Chatterjee S, Ghosh S, Vishveshwara S
Molecular Biophysics Unit, Indian Institute of Science, Bangalore - 560012, India.
Mol Biosyst. 2013 Jul;9(7):1774-88. doi: 10.1039/c3mb70157c. Epub 2013 May 22.
Protein structure space is believed to consist of a finite set of discrete folds, unlike the protein sequence space which is astronomically large, indicating that proteins from the available sequence space are likely to adopt one of the many folds already observed. In spite of extensive sequence-structure correlation data, protein structure prediction still remains an open question with researchers having tried different approaches (experimental as well as computational). One of the challenges of protein structure prediction is to identify the native protein structures from a milieu of decoys/models. In this work, a rigorous investigation of Protein Structure Networks (PSNs) has been performed to detect native structures from decoys/models. Ninety four parameters obtained from network studies have been optimally combined with Support Vector Machines (SVM) to derive a general metric to distinguish decoys/models from the native protein structures with an accuracy of 94.11%. Recently, for the first time in the literature we had shown that PSN has the capability to distinguish native proteins from decoys. A major difference between the present work and the previous study is to explore the transition profiles at different strengths of non-covalent interactions and SVM has indeed identified this as an important parameter. Additionally, the SVM trained algorithm is also applied to the recent CASP10 predicted models. The novelty of the network approach is that it is based on general network properties of native protein structures and that a given model can be assessed independent of any reference structure. Thus, the approach presented in this paper can be valuable in validating the predicted structures. A web-server has been developed for this purpose and is freely available at .

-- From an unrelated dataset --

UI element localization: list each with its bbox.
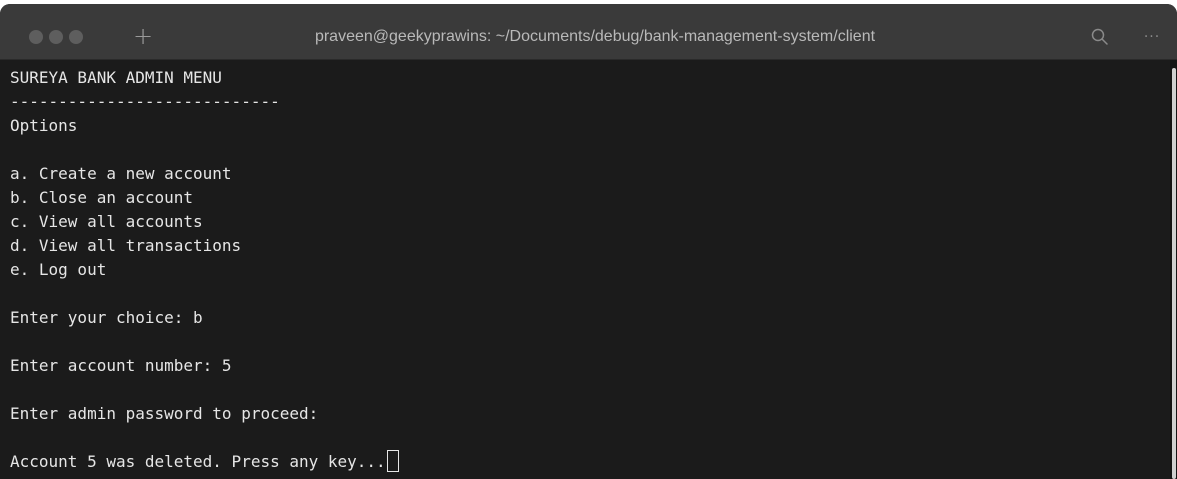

蛋白质结构空间被认为由一组有限的离散折叠组成,这与天文数字般庞大的蛋白质序列空间不同,这表明来自可用序列空间的蛋白质可能会采用已观察到的众多折叠之一。尽管有大量的序列 - 结构相关性数据,但蛋白质结构预测仍然是一个悬而未决的问题,研究人员尝试了不同的方法(实验方法和计算方法)。蛋白质结构预测的挑战之一是从大量的诱饵/模型中识别天然蛋白质结构。在这项工作中,对蛋白质结构网络(PSN)进行了严格的研究,以从诱饵/模型中检测天然结构。从网络研究中获得的94个参数已与支持向量机(SVM)进行了优化组合,以得出一种通用度量,用于区分诱饵/模型与天然蛋白质结构,准确率达到94.11%。最近,我们在文献中首次表明PSN有能力区分天然蛋白质和诱饵。本工作与先前研究的一个主要区别在于探索不同强度非共价相互作用下的转变概况,而SVM确实将此识别为一个重要参数。此外,经过SVM训练的算法也应用于最近的CASP10预测模型。网络方法的新颖之处在于它基于天然蛋白质结构的一般网络特性,并且给定的模型可以独立于任何参考结构进行评估。因此,本文提出的方法在验证预测结构方面可能很有价值。为此已开发了一个网络服务器,可在……免费获取。